Ink, Adobe Photoshop, Indesign
The Voice in the Desert tells the story of the life of John the Baptist. I was excited to illustrate a biblical narrative since these stories tend to include dramatic plots, a variety of settings, and intriguing characters. The story of John the Baptist promised a particularly interesting challenge since it is not told as a continuous narrative in the Bible; rather, John's story is fragmented. However, I wanted to embrace this challenge and create a graphic novel that made John the Baptist's confusing story more accessible. My hope is that The Voice in the Desert is an engaging graphic novel for all kinds of people, particularly to Christians interested in considering John the Baptist in a new light.
This book is now being reworked to be published by Pauline Books & Media in 2019!
Sign up here to be notified when this book is available and where it can be purchased!

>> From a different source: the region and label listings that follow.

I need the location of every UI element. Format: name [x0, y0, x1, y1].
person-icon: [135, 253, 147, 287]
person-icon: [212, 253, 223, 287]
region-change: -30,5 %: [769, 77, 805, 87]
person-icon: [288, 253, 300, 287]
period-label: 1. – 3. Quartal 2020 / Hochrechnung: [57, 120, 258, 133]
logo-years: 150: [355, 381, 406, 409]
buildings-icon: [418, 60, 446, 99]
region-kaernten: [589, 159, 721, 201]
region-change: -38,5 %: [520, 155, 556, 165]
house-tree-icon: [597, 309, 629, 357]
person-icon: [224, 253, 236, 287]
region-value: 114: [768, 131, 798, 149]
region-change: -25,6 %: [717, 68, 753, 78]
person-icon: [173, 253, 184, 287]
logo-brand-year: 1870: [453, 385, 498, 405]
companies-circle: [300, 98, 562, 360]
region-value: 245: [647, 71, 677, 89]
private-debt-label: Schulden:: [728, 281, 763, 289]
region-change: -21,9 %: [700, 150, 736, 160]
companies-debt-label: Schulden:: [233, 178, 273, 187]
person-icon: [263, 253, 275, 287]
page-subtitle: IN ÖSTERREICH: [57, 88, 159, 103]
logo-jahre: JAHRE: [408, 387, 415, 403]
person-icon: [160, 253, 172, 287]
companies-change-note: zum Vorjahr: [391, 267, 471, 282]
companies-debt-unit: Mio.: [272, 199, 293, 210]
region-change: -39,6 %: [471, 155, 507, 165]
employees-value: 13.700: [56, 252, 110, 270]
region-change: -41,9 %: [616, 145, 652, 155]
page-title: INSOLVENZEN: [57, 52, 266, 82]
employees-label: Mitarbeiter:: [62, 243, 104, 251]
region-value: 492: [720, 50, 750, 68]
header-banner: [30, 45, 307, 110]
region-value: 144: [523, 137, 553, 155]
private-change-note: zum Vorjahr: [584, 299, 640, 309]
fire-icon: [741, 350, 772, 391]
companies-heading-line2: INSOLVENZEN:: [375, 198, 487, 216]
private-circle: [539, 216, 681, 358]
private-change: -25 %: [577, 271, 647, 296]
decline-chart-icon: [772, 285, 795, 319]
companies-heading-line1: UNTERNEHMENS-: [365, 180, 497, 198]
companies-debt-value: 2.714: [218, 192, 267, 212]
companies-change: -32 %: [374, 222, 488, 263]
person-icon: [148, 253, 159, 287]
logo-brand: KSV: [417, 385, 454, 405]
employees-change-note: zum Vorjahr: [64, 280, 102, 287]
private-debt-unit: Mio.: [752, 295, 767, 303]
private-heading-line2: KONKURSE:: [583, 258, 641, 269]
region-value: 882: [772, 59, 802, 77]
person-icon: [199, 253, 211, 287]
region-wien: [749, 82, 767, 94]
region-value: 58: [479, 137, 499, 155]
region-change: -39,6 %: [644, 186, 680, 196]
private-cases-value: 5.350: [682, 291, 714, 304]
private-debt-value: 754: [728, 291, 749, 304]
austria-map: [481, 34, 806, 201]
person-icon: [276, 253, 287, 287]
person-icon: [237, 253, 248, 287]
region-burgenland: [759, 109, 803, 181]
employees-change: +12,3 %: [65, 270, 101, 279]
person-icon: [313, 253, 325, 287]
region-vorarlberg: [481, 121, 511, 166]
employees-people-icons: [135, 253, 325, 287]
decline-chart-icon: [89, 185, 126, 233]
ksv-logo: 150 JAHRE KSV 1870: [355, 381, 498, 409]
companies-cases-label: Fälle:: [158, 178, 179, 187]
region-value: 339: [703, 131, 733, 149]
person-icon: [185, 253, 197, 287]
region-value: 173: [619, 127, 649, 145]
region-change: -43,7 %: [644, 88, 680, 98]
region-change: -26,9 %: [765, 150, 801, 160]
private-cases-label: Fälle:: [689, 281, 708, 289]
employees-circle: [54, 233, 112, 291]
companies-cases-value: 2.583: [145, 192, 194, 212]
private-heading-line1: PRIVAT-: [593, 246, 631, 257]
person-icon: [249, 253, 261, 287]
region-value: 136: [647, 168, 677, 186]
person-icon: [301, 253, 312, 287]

I started work on The Voice in the Desert by pulling out all of the bible verses that mentioned John the Baptist, and then I rearranged these verses to put them in chronological order. I found that many pieces of John's story were left out of the Gospels. For example, the reader gets no information about what happens to John between his birth and his preaching in the wilderness. What drove John to embrace his role as a prophet? I decided to fill in the gaps in the story with my own speculation on what could have happened. Once the script was completed, I began drawing.
The art of the book started with a dummy that included rough sketches for the entire book. Most of the compositions were far from finalized, but I wanted to get my ideas down as quickly as possible to see which scenes communicated well and which would need reworking.
Once the dummy was finished, I started work on the final art. (Another stage of sketching may have been useful here, but working on a strict timeline, I wanted to move on to make sure I could finish the project!) The final drawings each started out as tight pencil sketches, which I then traced over with ink using a light table. These ink drawings were then scanned, edited, and colored digitally.
While I could have made the drawings entirely digitally, I wanted the comic to still have a loose, more hand drawn feel. In order to do this, I not only used a brush and brush pen to make all the drawings, but I also made various textures with ink and gouache that I later added to the drawings in Photoshop.